FRU officers formed human barriers at the junction turning into Jalan Yap Kwan Seng, where the high commission office is located, but otherwise allowed the protesters to go about their business.
With chants of “Stop Lynas!” and “Kami bukan tikus makmal! (We are not lab rats!)”, the protesters cheered on a delegation of six as they went in to the high commission to present a memorandum on the Lynas controversy to the Australian government.
The memorandum, addressed to the Australian high commissioner to Malaysia, urged the Australian government to do all it can to make sure Malaysians are safe from the threat of potential radiation poisoning.
“We are not convinced by the assurances of Lamp, (and others allied to their cause), that the Lamp is safe. If it truly were so, surely then your country should readily keep that industry within its borders, or at the very least be prepared to take back the waste (which contains the deadly thorium).
“But your country has flatly refused to take back their own waste,” the memorandum read.
No guarantee of safety
Save Malaysia, Stop Lynas committee spokesperson Vincent Jiam, who was in the delegation, later said that the residents in Kuantan - just 20 minutes from Gebeng where the plant is being built - are outright opposed to the project.
“On moral grounds, Lynas is taking advantage of our outdated environmental law. Because of the loophole in the law, it is easy for Lynas to bring in the ore from other places.
“We cannot control it... the ore will come not only from Australia by that time (the plant is operational). Who can stand there, count and check every packet (of ore)?
“We don't want the industry to start at all, regardless of whether it is safe or not safe. We don't want it because there is no guarantee (of safety),” he said, adding that they give Lynas till Aug 31 to pack up and leave.
Rare earth industry 'disastrous'
Kuantan MP Fuziah Salleh echoed Jiam's concerns, questioning the moral fibre of Lynas' leadership in exploiting Malaysia's lax environmental protection.
“This industry is associated with much disaster. Nobody in the world wants to have it. Lynas said they got a licence in Australia, but why don't they do it there?
“I studied the matter and found that the requirements were too strict... in Australia you cannot have residents anywhere close-by. In Gebeng, you have 700,000 residents in a 35km radius (around the plant),” said Fuziah, who was also in the delegation.
The Lynas rare earth plant is expected to be completed by this September, despite facing public outrage over claims that its operations will produce radioactive waste that are potentially harmful to the public.

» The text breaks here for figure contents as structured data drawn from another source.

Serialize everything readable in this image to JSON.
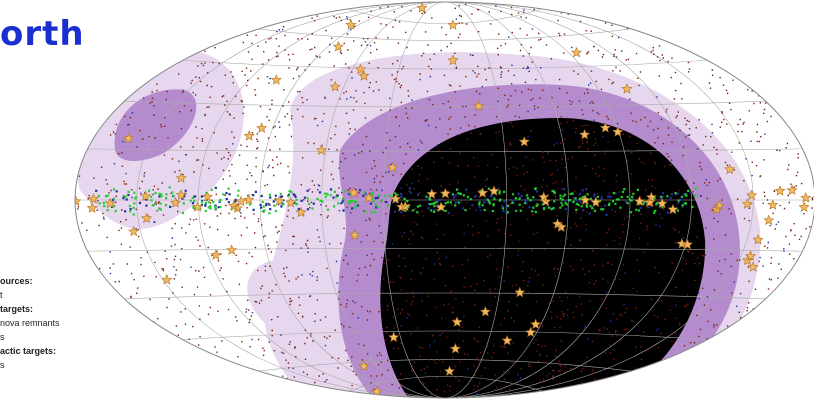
{
  "title": "orth",
  "legend": [
    "ources:",
    "t",
    "targets:",
    "nova remnants",
    "s",
    "actic targets:",
    "s"
  ]
}
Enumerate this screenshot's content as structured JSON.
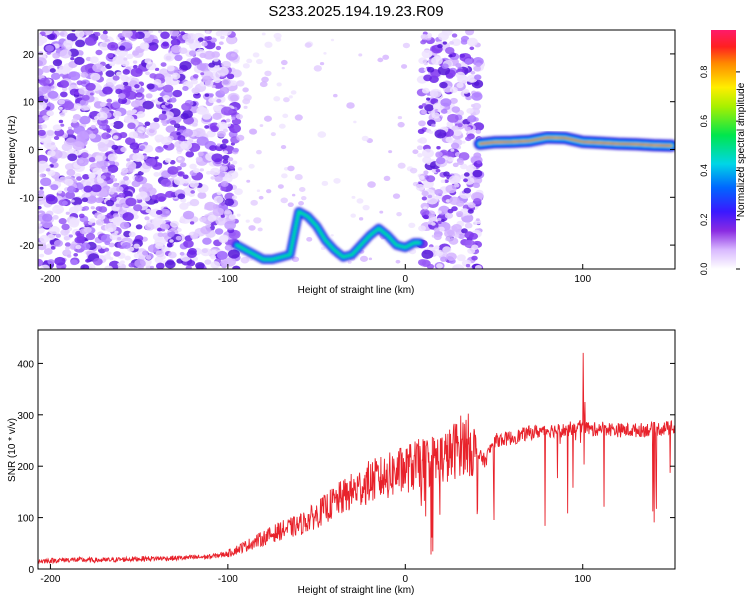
{
  "title": "S233.2025.194.19.23.R09",
  "colors": {
    "signal": "#e8222b",
    "scatter": "#7a2cf0",
    "band_core": "#ff2a18",
    "band_mid": "#00e060",
    "band_edge": "#0033ff"
  },
  "chart_data": [
    {
      "type": "heatmap",
      "title": "S233.2025.194.19.23.R09",
      "xlabel": "Height of straight line (km)",
      "ylabel": "Frequency (Hz)",
      "xlim": [
        -207,
        152
      ],
      "ylim": [
        -25,
        25
      ],
      "x_ticks": [
        -200,
        -100,
        0,
        100
      ],
      "y_ticks": [
        -20,
        -10,
        0,
        10,
        20
      ],
      "colorbar": {
        "label": "Normalized spectral amplitude",
        "range": [
          0,
          0.97
        ],
        "ticks": [
          "0.0",
          "0.2",
          "0.4",
          "0.6",
          "0.8"
        ]
      },
      "features": {
        "noise_regions_x": [
          [
            -207,
            -95
          ],
          [
            8,
            42
          ]
        ],
        "sparse_region_x": [
          -95,
          8
        ],
        "descending_track": {
          "x": [
            -95,
            -90,
            -85,
            -80,
            -75,
            -70,
            -65,
            -60,
            -55,
            -50,
            -45,
            -40,
            -35,
            -30,
            -25,
            -20,
            -15,
            -10,
            -5,
            0,
            5,
            8
          ],
          "y": [
            -20,
            -21,
            -22,
            -23,
            -23,
            -22.5,
            -22,
            -13,
            -14,
            -16,
            -19,
            -21,
            -22.5,
            -22,
            -20,
            -18,
            -16.5,
            -18,
            -20,
            -20.5,
            -19.5,
            -19.5
          ]
        },
        "stable_band": {
          "x": [
            42,
            50,
            60,
            70,
            80,
            90,
            100,
            110,
            120,
            130,
            140,
            150
          ],
          "y": [
            1.2,
            1.5,
            1.6,
            1.8,
            2.5,
            2.4,
            1.6,
            1.4,
            1.2,
            1.1,
            0.9,
            0.8
          ]
        }
      }
    },
    {
      "type": "line",
      "xlabel": "Height of straight line (km)",
      "ylabel": "SNR (10 * v/v)",
      "xlim": [
        -207,
        152
      ],
      "ylim": [
        0,
        465
      ],
      "x_ticks": [
        -200,
        -100,
        0,
        100
      ],
      "y_ticks": [
        0,
        100,
        200,
        300,
        400
      ],
      "series": [
        {
          "color": "#e8222b",
          "x": [
            -207,
            -190,
            -170,
            -150,
            -130,
            -110,
            -100,
            -90,
            -80,
            -70,
            -60,
            -50,
            -40,
            -30,
            -20,
            -10,
            0,
            10,
            20,
            25,
            30,
            35,
            40,
            45,
            50,
            60,
            70,
            80,
            90,
            95,
            100,
            105,
            110,
            120,
            130,
            140,
            150
          ],
          "values": [
            15,
            18,
            17,
            20,
            21,
            24,
            30,
            45,
            60,
            75,
            85,
            105,
            130,
            150,
            170,
            180,
            195,
            205,
            215,
            220,
            240,
            245,
            225,
            210,
            250,
            255,
            265,
            270,
            270,
            275,
            280,
            270,
            275,
            270,
            270,
            272,
            275
          ]
        }
      ]
    }
  ]
}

The Australian mining company and the Malaysian government have repeatedly assured that the plant will be safe and will not be a public hazard.Growing public anger over the project however forced the government to moot the formation of an international expert panel formed by the International Atomic Energy Agency, which is expected to furnish the government with a report on the plant's safety by the end of June.